Ilustração: Rodrigo Auada

Não faz muito tempo, a oferta pública inicial de ações (IPO) de uma empresa, para ser bem aceita pelos investidores, precisava assegurar equilíbrio entre poderes político e econômico. Isso significa que o fundador concorda em obedecer ao princípio básico de governança de que cada ação ofertada ao acionista deve dar direito a um voto. Simples assim. O modelo continua predominante, mas a revolução das empresas e ideias disruptivas permitiu que os “zuckerbergs” inovassem também na forma de acessar o mercado de capitais e passassem a oferecer duas classes de ações, ou dual class share — por aqui também conhecido como voto plural ou superON. A estrutura, muito utilizada no mercado americano, cria uma categoria especial de papéis para o fundador, com direitos de voto muito superiores aos que são ofertados aos investidores. No Brasil, a ferramenta é proibida pela Lei das S.As. No entanto, esse é um cenário que agentes do no mercado de capitais e parlamentares já tentam mudar.

No exterior, as ações com superpoderes de voto eram estruturas coadjuvantes até o IPO do Google, em 2004. O buscador emitiu duas classes de ações: uma com direito a um voto por papel, para os investidores, e outra para os fundadores, com direito a dez votos por ação. O objetivo principal era permitir que Larry Page e Serguey Brin mantivessem a soberania de sua visão sobre o negócio sem sofrer pressão dos acionistas por lucros a curto prazo — algo muito diferente do que acontece quando os investidores têm condições de interferir nos rumos da companhia. A justificativa caiu como uma luva para os congêneres do Vale do Silício e o instrumento foi adotado por Facebook, Groupon, LinkedIn, Snap e Trip Advisor. Em quatro dos últimos cinco anos, pelo menos um terço dos IPOs em tecnologia seguiu a dupla classe de ações, de acordo com estudo da Universidade da Flórida.

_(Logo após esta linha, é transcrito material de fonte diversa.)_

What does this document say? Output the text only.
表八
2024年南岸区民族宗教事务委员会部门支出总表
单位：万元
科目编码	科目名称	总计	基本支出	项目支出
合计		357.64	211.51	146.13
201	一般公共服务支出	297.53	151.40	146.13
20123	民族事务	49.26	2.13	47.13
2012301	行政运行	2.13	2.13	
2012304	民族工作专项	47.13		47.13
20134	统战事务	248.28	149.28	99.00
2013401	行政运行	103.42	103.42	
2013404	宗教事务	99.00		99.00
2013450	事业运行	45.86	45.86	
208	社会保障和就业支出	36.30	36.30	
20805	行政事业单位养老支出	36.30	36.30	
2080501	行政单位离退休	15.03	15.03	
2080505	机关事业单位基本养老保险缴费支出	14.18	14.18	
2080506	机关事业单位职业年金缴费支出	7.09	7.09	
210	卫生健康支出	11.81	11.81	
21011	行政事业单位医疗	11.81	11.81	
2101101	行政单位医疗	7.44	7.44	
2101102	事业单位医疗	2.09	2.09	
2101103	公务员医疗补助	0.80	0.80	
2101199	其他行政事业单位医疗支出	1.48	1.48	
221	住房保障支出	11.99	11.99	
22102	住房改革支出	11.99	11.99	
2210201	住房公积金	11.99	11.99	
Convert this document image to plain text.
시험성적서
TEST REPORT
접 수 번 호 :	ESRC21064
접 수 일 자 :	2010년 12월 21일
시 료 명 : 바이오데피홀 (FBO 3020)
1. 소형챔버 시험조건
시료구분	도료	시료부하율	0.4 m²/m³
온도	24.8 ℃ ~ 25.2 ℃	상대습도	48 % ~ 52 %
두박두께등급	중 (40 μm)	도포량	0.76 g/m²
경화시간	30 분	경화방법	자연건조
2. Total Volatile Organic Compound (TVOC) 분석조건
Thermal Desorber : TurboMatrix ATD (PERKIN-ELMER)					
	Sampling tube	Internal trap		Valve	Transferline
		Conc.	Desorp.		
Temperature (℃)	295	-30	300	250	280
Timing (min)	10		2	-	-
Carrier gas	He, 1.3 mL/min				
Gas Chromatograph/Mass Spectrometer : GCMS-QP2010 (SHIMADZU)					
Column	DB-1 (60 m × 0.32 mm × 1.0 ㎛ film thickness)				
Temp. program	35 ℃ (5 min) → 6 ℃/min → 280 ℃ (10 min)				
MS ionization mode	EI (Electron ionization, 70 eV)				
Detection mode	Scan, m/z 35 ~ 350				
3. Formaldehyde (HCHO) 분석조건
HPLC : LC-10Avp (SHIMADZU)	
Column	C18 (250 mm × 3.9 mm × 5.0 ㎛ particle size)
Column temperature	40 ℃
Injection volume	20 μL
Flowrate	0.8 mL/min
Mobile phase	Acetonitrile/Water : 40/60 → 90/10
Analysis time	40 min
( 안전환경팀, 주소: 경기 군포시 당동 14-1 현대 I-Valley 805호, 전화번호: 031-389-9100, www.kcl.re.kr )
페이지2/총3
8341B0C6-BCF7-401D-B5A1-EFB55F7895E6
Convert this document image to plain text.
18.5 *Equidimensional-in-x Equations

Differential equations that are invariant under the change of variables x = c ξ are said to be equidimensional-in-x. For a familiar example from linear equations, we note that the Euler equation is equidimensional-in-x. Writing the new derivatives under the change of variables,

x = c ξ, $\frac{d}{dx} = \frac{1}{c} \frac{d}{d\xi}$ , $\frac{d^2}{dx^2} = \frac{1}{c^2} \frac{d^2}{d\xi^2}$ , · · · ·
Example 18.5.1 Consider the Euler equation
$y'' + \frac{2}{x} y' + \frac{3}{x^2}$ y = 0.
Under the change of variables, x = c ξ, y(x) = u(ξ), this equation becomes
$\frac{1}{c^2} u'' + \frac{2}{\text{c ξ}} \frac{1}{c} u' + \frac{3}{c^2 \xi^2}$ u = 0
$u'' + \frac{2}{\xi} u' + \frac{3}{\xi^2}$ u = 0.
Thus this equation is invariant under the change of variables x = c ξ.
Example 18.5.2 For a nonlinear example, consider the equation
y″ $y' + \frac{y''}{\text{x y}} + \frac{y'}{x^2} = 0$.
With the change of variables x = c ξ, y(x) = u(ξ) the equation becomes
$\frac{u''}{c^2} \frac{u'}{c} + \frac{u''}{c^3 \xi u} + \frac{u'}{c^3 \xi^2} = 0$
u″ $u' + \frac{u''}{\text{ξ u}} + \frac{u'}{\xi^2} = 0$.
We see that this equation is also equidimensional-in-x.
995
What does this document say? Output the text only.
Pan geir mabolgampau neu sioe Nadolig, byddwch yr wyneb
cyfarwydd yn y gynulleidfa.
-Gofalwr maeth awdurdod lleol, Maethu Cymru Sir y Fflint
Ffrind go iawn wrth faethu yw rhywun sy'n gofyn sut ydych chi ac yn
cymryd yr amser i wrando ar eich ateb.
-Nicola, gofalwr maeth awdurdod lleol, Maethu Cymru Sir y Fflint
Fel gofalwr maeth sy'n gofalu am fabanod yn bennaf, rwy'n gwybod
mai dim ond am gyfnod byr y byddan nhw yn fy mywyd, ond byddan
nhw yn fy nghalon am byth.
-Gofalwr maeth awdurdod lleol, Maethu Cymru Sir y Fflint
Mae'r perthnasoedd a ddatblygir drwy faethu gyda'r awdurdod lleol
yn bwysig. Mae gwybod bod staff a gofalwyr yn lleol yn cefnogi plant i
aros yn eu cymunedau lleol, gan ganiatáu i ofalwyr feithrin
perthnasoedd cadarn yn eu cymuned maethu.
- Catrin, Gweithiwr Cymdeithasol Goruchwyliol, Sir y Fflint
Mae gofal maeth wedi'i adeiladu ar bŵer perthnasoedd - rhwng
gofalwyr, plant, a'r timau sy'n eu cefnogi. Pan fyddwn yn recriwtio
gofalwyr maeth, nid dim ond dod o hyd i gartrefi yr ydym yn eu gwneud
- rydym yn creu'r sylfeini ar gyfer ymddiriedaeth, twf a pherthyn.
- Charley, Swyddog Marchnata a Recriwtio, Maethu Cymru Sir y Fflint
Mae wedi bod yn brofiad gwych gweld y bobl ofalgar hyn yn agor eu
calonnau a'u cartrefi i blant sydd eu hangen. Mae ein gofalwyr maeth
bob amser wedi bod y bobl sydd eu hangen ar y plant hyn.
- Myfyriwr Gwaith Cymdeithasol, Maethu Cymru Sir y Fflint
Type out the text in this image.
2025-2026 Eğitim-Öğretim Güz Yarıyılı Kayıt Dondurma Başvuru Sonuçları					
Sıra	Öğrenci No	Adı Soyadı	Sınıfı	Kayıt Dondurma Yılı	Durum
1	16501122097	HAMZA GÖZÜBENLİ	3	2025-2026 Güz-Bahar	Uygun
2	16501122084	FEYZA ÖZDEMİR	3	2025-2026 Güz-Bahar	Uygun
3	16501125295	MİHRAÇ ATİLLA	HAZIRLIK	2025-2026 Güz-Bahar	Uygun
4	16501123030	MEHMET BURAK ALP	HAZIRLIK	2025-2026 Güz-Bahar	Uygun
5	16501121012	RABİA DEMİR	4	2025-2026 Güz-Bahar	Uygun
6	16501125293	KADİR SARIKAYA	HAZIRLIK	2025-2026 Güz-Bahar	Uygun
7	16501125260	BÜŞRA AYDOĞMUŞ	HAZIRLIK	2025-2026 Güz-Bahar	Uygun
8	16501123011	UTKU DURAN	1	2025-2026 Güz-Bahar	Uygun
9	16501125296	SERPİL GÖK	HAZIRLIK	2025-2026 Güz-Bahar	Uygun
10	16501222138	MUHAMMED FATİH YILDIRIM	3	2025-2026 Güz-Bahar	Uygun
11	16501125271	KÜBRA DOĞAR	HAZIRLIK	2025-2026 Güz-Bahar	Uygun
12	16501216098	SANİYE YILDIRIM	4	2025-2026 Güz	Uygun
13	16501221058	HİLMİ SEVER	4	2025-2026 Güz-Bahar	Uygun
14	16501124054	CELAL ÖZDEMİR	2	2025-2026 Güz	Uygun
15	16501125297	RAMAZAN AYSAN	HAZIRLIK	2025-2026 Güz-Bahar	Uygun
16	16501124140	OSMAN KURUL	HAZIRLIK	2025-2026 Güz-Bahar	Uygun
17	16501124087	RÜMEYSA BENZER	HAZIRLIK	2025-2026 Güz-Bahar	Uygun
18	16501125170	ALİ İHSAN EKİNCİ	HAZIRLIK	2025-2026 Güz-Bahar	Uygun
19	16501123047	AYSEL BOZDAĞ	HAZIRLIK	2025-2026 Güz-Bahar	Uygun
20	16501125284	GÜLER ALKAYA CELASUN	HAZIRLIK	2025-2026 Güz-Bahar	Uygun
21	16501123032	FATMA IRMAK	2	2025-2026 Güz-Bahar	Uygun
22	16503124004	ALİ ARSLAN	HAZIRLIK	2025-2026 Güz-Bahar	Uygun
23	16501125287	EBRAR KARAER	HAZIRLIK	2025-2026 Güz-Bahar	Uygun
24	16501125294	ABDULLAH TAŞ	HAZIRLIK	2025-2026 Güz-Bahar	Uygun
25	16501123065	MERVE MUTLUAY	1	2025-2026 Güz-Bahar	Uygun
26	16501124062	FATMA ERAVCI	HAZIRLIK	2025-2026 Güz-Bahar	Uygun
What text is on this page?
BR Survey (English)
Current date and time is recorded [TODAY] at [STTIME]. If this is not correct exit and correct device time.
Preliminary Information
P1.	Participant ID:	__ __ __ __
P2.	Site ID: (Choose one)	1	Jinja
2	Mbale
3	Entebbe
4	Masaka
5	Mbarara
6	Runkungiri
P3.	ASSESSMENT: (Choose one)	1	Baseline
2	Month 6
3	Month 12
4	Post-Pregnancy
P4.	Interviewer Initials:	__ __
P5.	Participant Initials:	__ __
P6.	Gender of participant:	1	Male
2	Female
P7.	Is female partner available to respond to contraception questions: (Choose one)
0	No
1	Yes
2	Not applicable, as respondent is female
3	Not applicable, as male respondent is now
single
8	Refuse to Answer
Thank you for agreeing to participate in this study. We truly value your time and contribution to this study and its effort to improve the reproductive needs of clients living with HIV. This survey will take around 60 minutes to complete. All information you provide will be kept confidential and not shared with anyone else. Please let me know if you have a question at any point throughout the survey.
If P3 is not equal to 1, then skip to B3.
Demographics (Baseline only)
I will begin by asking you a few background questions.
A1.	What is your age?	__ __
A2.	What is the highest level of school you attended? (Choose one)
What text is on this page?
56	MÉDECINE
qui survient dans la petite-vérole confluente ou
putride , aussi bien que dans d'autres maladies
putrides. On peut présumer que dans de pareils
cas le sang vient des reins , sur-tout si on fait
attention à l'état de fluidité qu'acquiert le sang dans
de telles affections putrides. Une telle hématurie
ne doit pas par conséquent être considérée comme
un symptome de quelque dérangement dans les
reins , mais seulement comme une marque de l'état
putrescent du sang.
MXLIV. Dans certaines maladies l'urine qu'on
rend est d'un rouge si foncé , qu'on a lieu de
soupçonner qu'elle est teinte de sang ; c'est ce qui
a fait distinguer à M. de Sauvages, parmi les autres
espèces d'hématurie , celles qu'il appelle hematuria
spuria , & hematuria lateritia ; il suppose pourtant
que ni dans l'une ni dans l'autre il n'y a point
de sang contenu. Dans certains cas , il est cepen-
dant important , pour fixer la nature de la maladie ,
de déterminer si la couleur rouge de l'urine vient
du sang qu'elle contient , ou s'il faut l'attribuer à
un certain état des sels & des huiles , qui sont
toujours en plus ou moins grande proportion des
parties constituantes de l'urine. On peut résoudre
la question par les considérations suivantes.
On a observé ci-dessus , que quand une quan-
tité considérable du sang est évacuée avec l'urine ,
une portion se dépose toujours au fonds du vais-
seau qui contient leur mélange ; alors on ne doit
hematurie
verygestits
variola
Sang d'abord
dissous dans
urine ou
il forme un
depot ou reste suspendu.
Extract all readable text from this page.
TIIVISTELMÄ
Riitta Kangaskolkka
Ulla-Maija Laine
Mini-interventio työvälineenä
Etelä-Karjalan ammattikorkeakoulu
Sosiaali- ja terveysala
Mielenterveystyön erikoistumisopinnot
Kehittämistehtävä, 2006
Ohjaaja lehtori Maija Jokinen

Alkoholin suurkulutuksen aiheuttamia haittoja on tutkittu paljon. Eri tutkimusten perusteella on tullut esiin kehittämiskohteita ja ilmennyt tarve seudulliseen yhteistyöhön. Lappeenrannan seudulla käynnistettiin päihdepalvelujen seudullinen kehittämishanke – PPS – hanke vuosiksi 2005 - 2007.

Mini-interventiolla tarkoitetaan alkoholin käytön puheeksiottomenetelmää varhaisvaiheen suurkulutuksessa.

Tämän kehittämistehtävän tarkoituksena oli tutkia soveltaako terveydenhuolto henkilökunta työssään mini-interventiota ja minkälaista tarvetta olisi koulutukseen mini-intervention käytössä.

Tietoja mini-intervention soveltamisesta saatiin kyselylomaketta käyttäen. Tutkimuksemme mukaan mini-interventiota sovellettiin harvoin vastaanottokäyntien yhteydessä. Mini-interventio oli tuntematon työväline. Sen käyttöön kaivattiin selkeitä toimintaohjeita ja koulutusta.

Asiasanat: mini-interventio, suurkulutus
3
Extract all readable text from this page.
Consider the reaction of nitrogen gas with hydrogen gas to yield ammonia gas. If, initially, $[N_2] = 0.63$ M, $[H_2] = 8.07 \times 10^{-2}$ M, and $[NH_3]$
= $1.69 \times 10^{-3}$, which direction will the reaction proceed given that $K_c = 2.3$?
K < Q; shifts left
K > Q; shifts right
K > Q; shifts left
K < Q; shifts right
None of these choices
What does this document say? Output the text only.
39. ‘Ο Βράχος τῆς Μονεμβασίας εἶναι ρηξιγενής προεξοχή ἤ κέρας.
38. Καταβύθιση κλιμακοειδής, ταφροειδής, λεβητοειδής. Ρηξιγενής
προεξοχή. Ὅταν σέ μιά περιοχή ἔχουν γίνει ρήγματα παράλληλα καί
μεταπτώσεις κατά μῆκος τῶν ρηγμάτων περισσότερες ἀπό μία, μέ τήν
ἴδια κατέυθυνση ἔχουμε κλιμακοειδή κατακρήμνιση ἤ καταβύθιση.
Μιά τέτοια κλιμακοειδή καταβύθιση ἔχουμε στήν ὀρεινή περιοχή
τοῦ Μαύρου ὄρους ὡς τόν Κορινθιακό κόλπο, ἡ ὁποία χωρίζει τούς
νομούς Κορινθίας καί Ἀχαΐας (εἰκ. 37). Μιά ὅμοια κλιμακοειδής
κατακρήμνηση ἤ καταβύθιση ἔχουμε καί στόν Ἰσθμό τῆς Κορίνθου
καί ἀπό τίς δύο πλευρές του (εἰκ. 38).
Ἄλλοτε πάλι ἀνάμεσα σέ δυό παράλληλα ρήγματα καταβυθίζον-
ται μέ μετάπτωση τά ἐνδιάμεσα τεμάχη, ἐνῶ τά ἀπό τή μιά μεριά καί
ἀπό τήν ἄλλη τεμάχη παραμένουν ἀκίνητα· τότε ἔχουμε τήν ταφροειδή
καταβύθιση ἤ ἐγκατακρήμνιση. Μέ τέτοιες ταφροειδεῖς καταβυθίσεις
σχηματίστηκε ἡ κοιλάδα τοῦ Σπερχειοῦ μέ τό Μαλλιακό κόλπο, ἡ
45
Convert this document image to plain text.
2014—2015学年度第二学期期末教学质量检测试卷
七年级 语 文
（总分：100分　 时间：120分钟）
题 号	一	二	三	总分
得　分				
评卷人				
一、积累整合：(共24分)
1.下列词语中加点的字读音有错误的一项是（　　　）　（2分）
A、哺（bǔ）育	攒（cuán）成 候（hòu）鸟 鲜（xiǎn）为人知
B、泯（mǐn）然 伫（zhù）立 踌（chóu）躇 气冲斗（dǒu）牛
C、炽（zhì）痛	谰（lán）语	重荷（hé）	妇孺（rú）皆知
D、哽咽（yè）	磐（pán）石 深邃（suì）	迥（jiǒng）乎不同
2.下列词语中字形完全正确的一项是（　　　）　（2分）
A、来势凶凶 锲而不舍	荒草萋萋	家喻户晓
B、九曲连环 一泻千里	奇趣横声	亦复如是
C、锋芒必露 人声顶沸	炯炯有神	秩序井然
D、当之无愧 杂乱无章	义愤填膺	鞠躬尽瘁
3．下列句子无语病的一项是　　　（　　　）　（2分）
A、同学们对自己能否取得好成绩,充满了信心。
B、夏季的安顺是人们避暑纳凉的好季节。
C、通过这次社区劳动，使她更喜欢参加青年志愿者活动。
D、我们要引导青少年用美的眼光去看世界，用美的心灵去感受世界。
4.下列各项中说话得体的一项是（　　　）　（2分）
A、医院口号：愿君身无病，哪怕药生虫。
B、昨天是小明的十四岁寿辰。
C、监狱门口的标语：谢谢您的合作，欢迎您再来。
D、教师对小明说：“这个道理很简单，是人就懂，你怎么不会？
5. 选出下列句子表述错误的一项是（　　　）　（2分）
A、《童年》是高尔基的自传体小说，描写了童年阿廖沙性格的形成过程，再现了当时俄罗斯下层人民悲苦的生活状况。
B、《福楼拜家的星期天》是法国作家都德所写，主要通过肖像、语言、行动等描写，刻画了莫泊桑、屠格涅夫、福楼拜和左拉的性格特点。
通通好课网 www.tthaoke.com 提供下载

No Brasil, o debate sobre a adoção da dual class share só aportou com força nos últimos dois anos — não por acaso, período em que a bolsa de valores nacional perdeu os robustos IPOs de Stone, Arcos Dorados (franqueadora do McDonald’s na América Latina) e XP Investimentos para pregões dos Estados Unidos. A ausência do sistema de dupla classe de ações no Brasil foi, a propósito, um dos argumentos citados pelo CEO da XP, Guilherme Benchimol, para optar pela bolsa americana Nasdaq em detrimento da B3.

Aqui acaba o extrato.